The best. That has been the Marines' coda from Tripoli to Belleau Wood, from Guadalcanal to Inchon. But in the past few years, these gleaming images have dissolved into others: blood-spattered rubble in Beirut, interservice turf battles in Grenada, a can-do lieutenant colonel wearing a medal-bedecked uniform while invoking the Fifth Amendment, furtive Moscow nights of sex for secrets. Says former California Congressman Pete McCloskey, a twice-wounded Marine veteran of Korea: "When I saw 200-plus Marines in Beirut bunched up in violation of every standard precept, I winced a lot. When I saw Ollie North, I winced a lot. And Moscow. It just killed us."

The 1983 Marine-barracks bombing in Beirut, in which 241 servicemen died, was a tragedy of a new order for a Corps that had long ago grown inured to more than its share of casualties on the battlefield. Afterward the investigation by the Long commission faulted the Marine command for its lack of defensive preparations and for its ill-fated decision to house the men in a single barracks. The invasion of Grenada did little to burnish the Corps's fabled reputation as the "first to fight." Owing to the demands of interservice glory sharing, only 36 minutes after the Marines landed at Pearls airport, the rival Army Rangers parachuted onto the airstrip at the other end of the island at Point Salines. It was a successful operation, and the Marines did themselves proud, but it raised questions about their unique role as the nation's elite amphibious strike force. And fairly or not, the Iranian arms fiasco has been partly associated with the gung-ho "Marine mind-set" of Oliver North and the command-and-control system of former Marines Robert McFarlane and Donald Regan.

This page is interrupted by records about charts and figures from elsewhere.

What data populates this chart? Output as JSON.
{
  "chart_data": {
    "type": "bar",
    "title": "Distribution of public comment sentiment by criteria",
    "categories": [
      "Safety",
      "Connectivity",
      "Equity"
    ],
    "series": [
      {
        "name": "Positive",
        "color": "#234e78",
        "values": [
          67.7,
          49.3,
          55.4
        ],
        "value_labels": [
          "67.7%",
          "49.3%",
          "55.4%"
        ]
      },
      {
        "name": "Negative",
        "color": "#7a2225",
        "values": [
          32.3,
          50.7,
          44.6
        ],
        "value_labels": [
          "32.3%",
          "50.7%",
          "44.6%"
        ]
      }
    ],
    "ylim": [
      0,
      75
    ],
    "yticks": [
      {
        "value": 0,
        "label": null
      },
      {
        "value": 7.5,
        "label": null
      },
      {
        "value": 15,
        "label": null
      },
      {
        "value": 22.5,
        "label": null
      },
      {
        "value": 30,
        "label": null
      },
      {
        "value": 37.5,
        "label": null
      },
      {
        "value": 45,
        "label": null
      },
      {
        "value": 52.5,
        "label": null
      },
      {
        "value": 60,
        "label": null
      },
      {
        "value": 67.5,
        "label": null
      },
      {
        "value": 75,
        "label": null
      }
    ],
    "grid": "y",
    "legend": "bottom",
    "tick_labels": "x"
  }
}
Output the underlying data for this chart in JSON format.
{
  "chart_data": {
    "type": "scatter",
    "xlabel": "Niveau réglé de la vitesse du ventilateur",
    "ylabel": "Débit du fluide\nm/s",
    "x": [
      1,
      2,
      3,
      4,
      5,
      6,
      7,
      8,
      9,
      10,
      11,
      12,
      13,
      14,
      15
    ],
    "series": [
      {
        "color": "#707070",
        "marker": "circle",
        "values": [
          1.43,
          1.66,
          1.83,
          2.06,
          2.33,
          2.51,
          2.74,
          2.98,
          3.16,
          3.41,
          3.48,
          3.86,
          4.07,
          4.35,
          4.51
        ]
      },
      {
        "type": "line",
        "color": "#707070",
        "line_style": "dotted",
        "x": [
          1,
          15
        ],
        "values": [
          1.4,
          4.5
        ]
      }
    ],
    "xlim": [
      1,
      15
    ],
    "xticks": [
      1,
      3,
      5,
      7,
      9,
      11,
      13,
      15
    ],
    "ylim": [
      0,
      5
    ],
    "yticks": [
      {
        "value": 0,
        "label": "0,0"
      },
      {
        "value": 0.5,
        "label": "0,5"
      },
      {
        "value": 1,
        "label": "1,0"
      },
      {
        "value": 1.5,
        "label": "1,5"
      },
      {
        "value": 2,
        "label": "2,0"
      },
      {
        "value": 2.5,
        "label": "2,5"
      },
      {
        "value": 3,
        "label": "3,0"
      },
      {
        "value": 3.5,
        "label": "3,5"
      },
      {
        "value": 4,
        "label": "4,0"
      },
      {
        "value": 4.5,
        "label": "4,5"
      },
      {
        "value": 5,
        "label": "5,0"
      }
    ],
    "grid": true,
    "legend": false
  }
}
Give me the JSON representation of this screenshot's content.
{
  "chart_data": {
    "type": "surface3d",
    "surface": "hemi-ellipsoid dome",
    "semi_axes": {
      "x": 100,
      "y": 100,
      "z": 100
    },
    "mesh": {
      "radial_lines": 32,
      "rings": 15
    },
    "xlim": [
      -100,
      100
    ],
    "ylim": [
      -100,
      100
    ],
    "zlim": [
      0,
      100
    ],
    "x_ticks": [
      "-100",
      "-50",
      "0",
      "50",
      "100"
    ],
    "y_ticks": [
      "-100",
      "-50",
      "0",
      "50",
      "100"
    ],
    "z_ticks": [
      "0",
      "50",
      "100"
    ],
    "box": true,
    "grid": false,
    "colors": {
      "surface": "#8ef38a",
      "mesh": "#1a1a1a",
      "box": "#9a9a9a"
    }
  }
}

Since their formation in 1775, the Marines have evolved into an arm of American foreign policy based on rapier-sharp discipline, a powerful code of integrity and a lustrous reputation as the nation's truest warriors. With just 196,000 members, the Marine Corps regards itself as the elite military service, though it is technically an arm of the Navy. But what most distinguishes the Marine Corps, forging the powerful esprit and the ideal of Semper Fidelis, is the basic training.